# Problem of the Week Problem A and Solution Aquarium Issues

## Problem

Jacques got an aquarium for his birthday and wants to fill it with some guppies and tetras. Guppies are sold in groups of four and tetras are sold in groups of three. He can buy four guppies for $$\12$$, and three tetras for $$\7$$.

If Jacques spent exactly $$\50$$ on fish, how many of each fish did he buy?

## Solution

Since $$50$$ is not a multiple of $$12$$ or a multiple of $$7$$, then Jacques must have bought some of each fish in order to spend exactly $$\50$$. One way to solve this problem is to make a table to keep track of how much money it costs for multiples of four guppies, and how much of the $$\50$$ would be left to buy tetras.
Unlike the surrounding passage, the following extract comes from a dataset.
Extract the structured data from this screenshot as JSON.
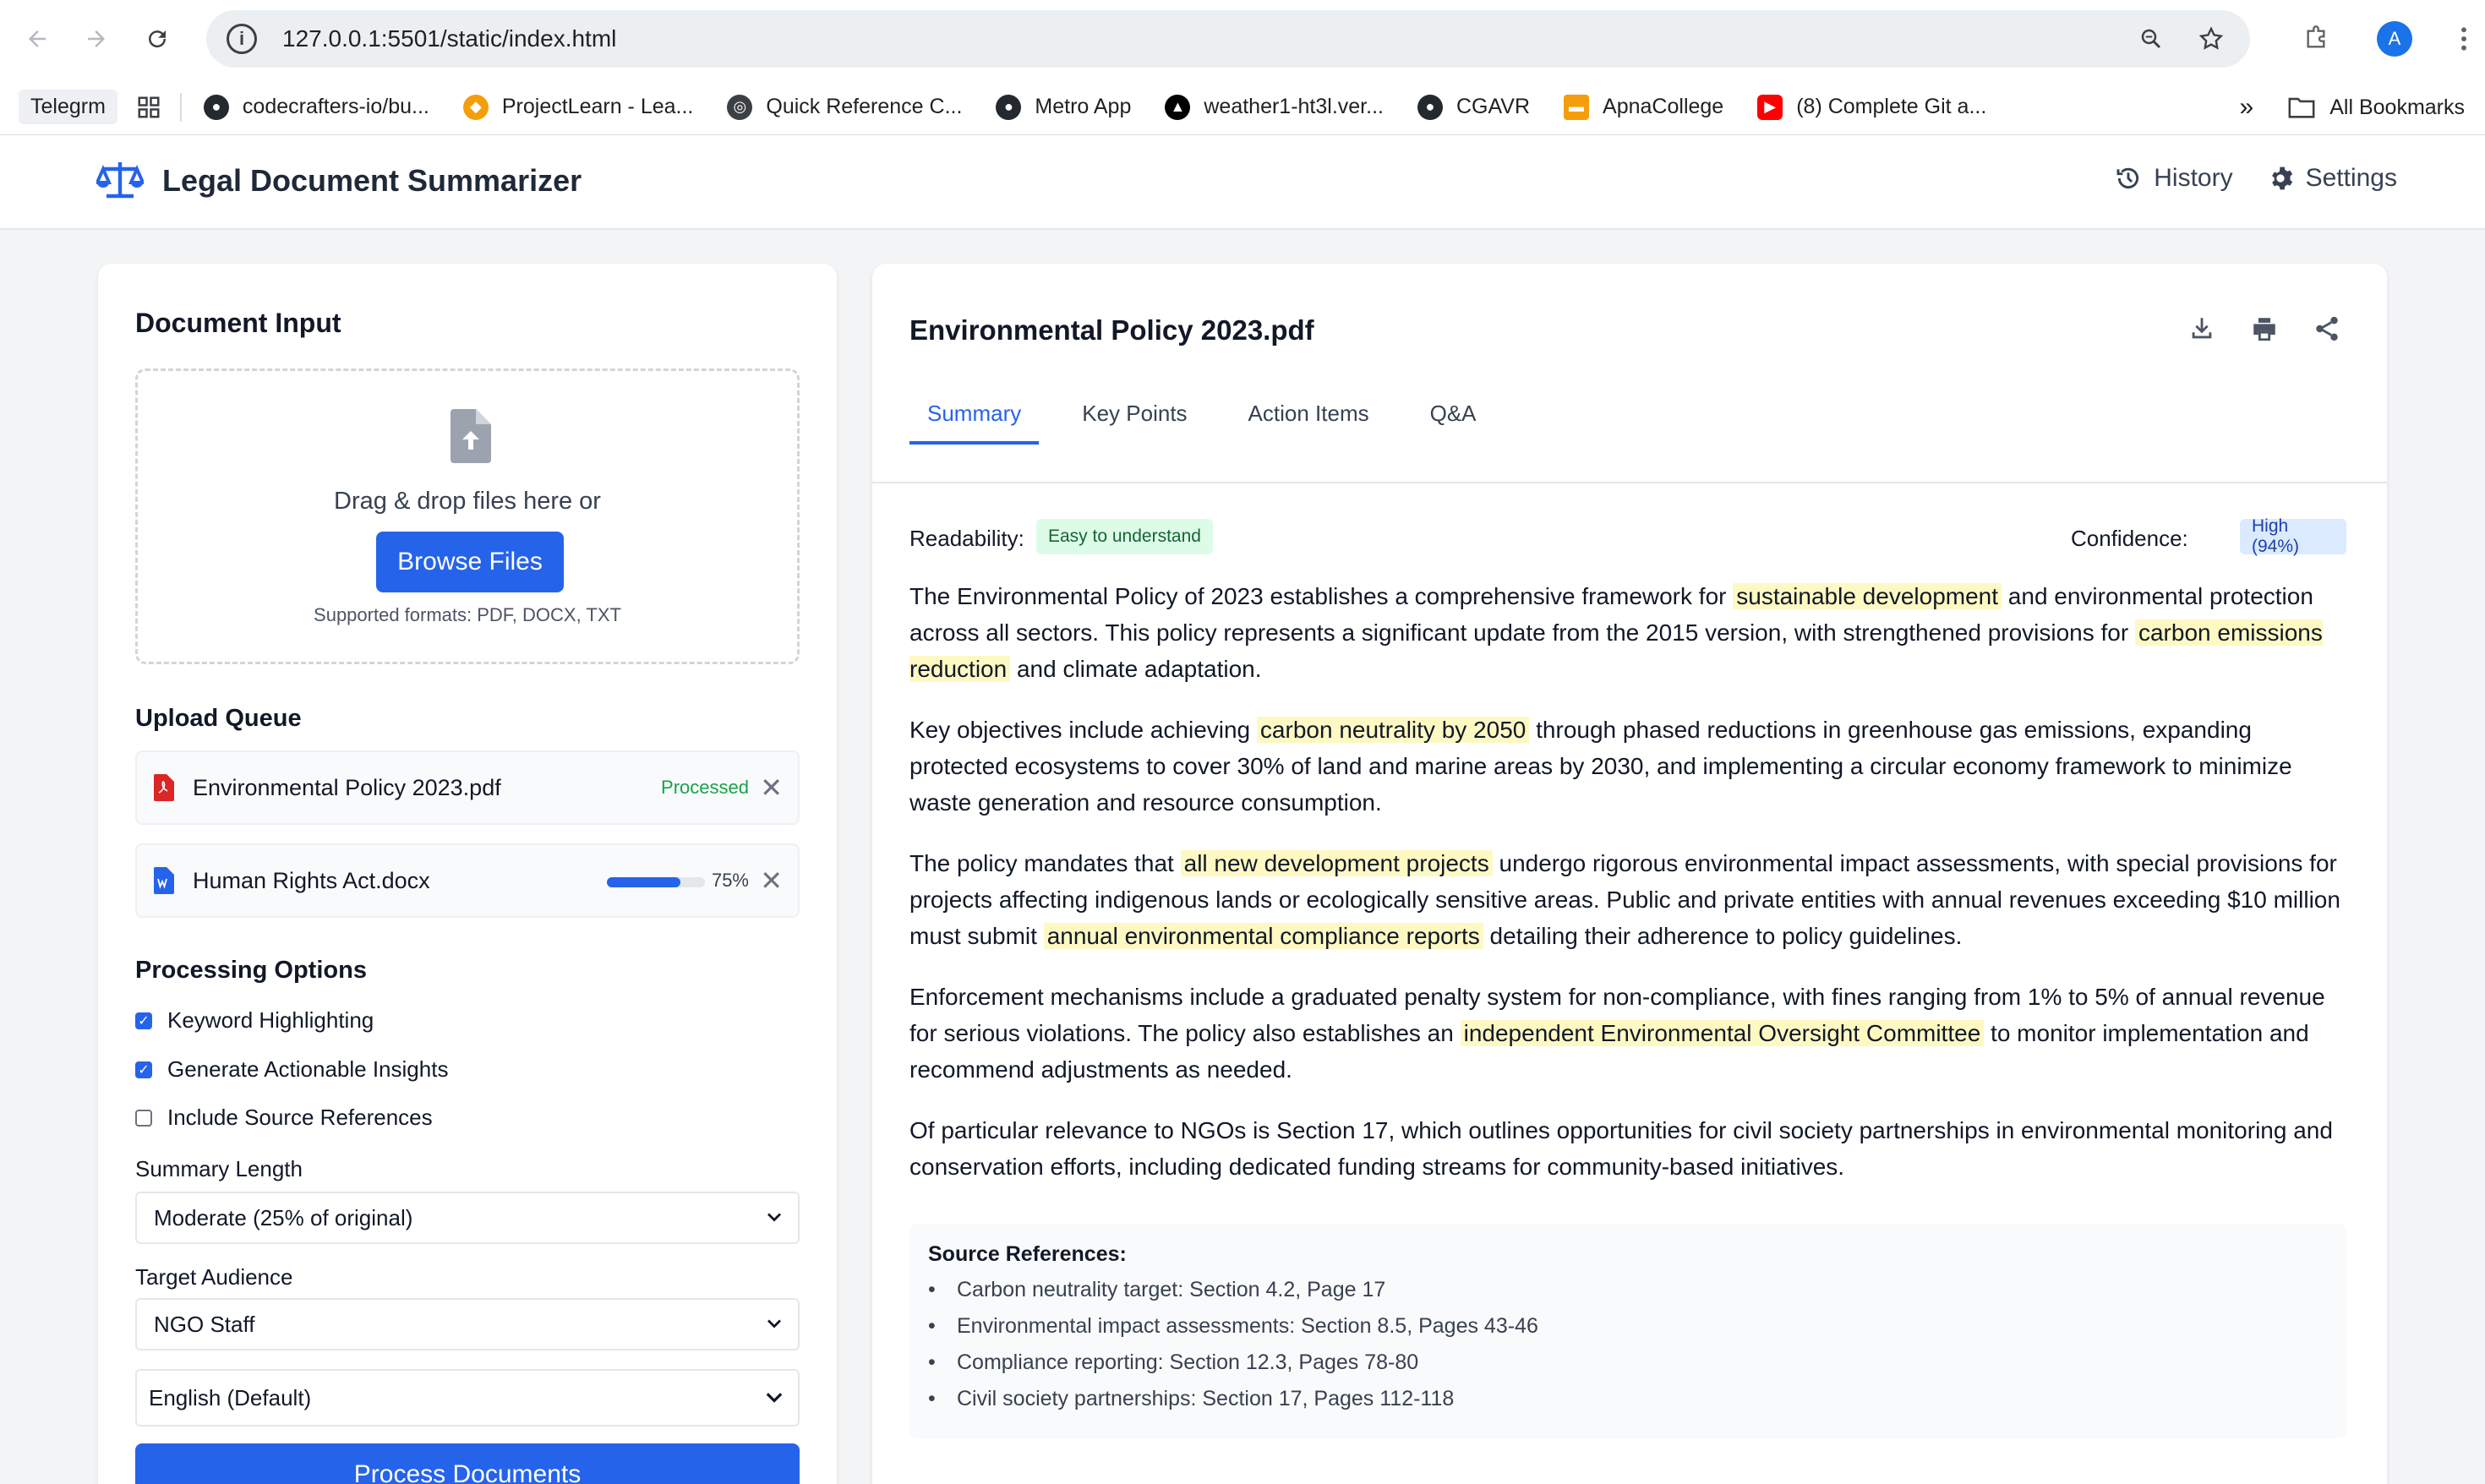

Number of Guppies Cost for Guppies (in $) Money Leftover for Tetras (in$)
$$4$$ $$1\times 12=12$$ $$50 - 12 = 48$$
$$8$$ $$2\times 12=24$$ $$50 - 24 = 26$$
$$12$$ $$3\times 12=36$$ $$50 - 36 = 14$$
$$16$$ $$4\times 12=48$$ $$50 - 48 = 2$$

Now we look for a multiple of seven in the leftover money, because each group of tetras costs $$\7$$. The only multiple of seven in the leftover money is $$14$$. Since $$14 = 2 \times 7$$, Jacques must have bought two groups of tetras.

This means Jacques bought $$12$$ guppies and $$2 \times 3 = 6$$ tetras.